The first two days of fast-paced and extended arguments have shown that the conservative justices have serious questions about Congress' authority to require virtually every American to carry insurance or pay a penalty.

The outcome of the case will affect nearly all Americans and the ruling, expected in June, also could play a role in the presidential election campaign. Obama and congressional Democrats pushed for the law's passage two years ago, while Republicans, including all the GOP presidential candidates, are strongly opposed.

But the topic the justices took up Wednesday only comes into play if they first find that the insurance mandate violates the Constitution.

The states and the small business group opposing the law say the insurance requirement is central to the whole undertaking and should take the rest of the law down with it.

The federal appeals court in Atlanta that struck down the insurance requirement said the rest of the law can remain in place, a position that will be argued by a private lawyer appointed by the justices, H. Bartow Farr III.

On Tuesday, the conservative justices sharply and repeatedly questioned the validity of the insurance mandate.

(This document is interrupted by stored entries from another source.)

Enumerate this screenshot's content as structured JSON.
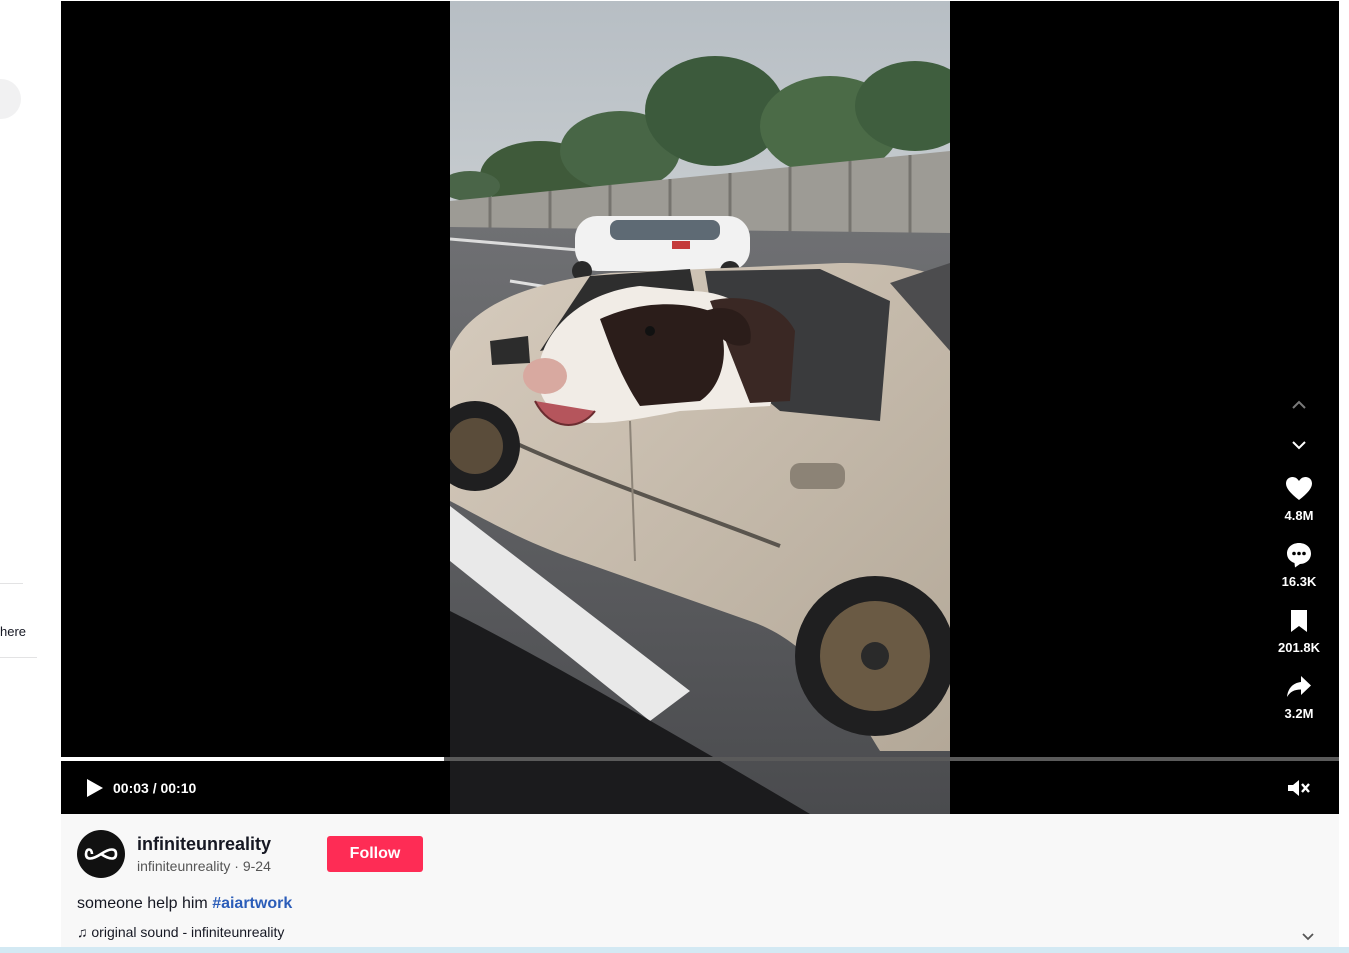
{
  "sidebar": {
    "partial_text": "here"
  },
  "video": {
    "time_display": "00:03 / 00:10",
    "progress": 0.3,
    "muted": true
  },
  "actions": {
    "likes": "4.8M",
    "comments": "16.3K",
    "saves": "201.8K",
    "shares": "3.2M"
  },
  "post": {
    "username": "infiniteunreality",
    "handle": "infiniteunreality",
    "separator": " · ",
    "date": "9-24",
    "follow_label": "Follow",
    "caption": "someone help him ",
    "hashtag": "#aiartwork",
    "sound": "original sound - infiniteunreality",
    "sound_icon": "♫"
  },
  "colors": {
    "accent": "#fe2c55",
    "hashtag": "#2b5db9",
    "stage": "#000000",
    "panel": "#f8f8f8"
  },
  "icons": [
    "play-icon",
    "mute-icon",
    "chevron-up-icon",
    "chevron-down-icon",
    "heart-icon",
    "comment-icon",
    "bookmark-icon",
    "share-icon",
    "infinity-icon",
    "music-note-icon",
    "expand-chevron-icon"
  ]
}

If the government can force people to buy health insurance, justices wanted to know, can it require people to buy burial insurance? Cellphones? Broccoli?

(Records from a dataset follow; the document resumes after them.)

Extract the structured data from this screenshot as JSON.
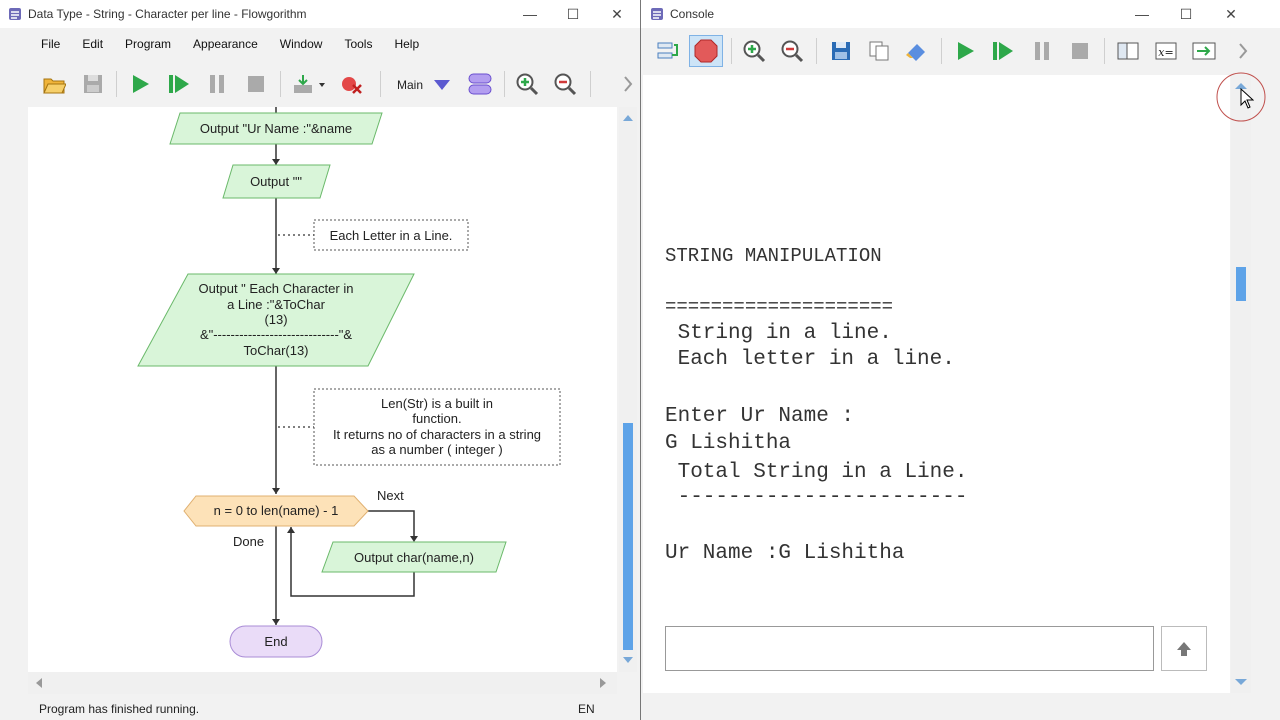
{
  "left_window": {
    "title": "Data Type - String - Character per line - Flowgorithm",
    "menu": [
      "File",
      "Edit",
      "Program",
      "Appearance",
      "Window",
      "Tools",
      "Help"
    ],
    "function_select": "Main",
    "status": "Program has finished running.",
    "language": "EN"
  },
  "flowchart": {
    "output_name": "Output \"Ur Name :\"&name",
    "output_empty": "Output \"\"",
    "comment1": "Each Letter in a Line.",
    "output_each": [
      "Output \" Each Character in",
      "a Line :\"&ToChar",
      "(13)",
      "&\"-----------------------------\"&",
      "ToChar(13)"
    ],
    "comment2": [
      "Len(Str) is a built in",
      "function.",
      "It returns no of characters in a string",
      "as a number ( integer )"
    ],
    "loop": "n = 0 to len(name) - 1",
    "next": "Next",
    "done": "Done",
    "output_char": "Output char(name,n)",
    "end": "End"
  },
  "right_window": {
    "title": "Console"
  },
  "console_lines": [
    "STRING MANIPULATION",
    "====================",
    " String in a line.",
    " Each letter in a line.",
    "Enter Ur Name :",
    "G Lishitha",
    " Total String in a Line.",
    " -----------------------",
    "Ur Name :G Lishitha"
  ],
  "colors": {
    "shape_fill": "#d9f5d9",
    "shape_stroke": "#6ab96a",
    "loop_fill": "#fde2b8",
    "end_fill": "#eadcf8",
    "play_green": "#2ea84a"
  }
}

The court focused on whether the mandate for Americans to have insurance "is a step beyond what our cases allow," in the words of Justice Anthony Kennedy.

"Purchase insurance in this case, something else in the next case," Chief Justice John Roberts said.

But Kennedy, who is often the swing vote on cases that divide the justices along ideological lines, also said he recognized the magnitude of the nation's health care problems and seemed to suggest they would require a comprehensive solution.

And Roberts also spoke about the uniqueness of health care, which almost everyone uses at some point.

"Everybody is in this market, so that makes it very different than the market for cars or the other hypotheticals that you came up with, and all they're regulating is how you pay for it," Roberts said, paraphrasing the government's argument.

Kennedy and Roberts emerged as the apparent pivotal votes in the court's decision.

The law envisions that insurers will be able to accommodate older and sicker people without facing financial ruin because the insurance requirement will provide insurance companies with more premiums from healthy people to cover the increased costs of care.

"If the government can do this, what else can it not do?" Scalia asked. He and Justice Samuel Alito appeared likely to join with Justice Clarence Thomas, the only justice to ask no questions, to vote to strike down the key provision of the overhaul. The four Democratic appointees seemed ready to vote to uphold it.

Justice Anthony Kennedy at one point said that allowing the government mandate would "change the relationship" between the government and U.S. citizens.

"Do you not have a heavy burden of justification to show authorization under the Constitution" for the individual mandate? asked Kennedy.

At another point, however, he also acknowledged the complexity of resolving the issue of paying for America's health care needs.

"I think it is true that if most questions in life are matters of degree ... the young person who is uninsured is uniquely proximately very close to affecting the rates of insurance and the costs of providing medical care in a way that is not true in other industries. That's my concern in the case," Kennedy said.

Ginsburg said she found the debate over health care similar to an earlier era's argument about the Social Security retirement system. How could Congress be able to compel younger workers to contribute to Social Security but be limited in its ability to address health care? she wondered.

"There's something very odd about that, that the government can take over the whole thing and we all say, Oh, yes, that's fine, but if the government wants to preserve private insurers, it can't do that," she said.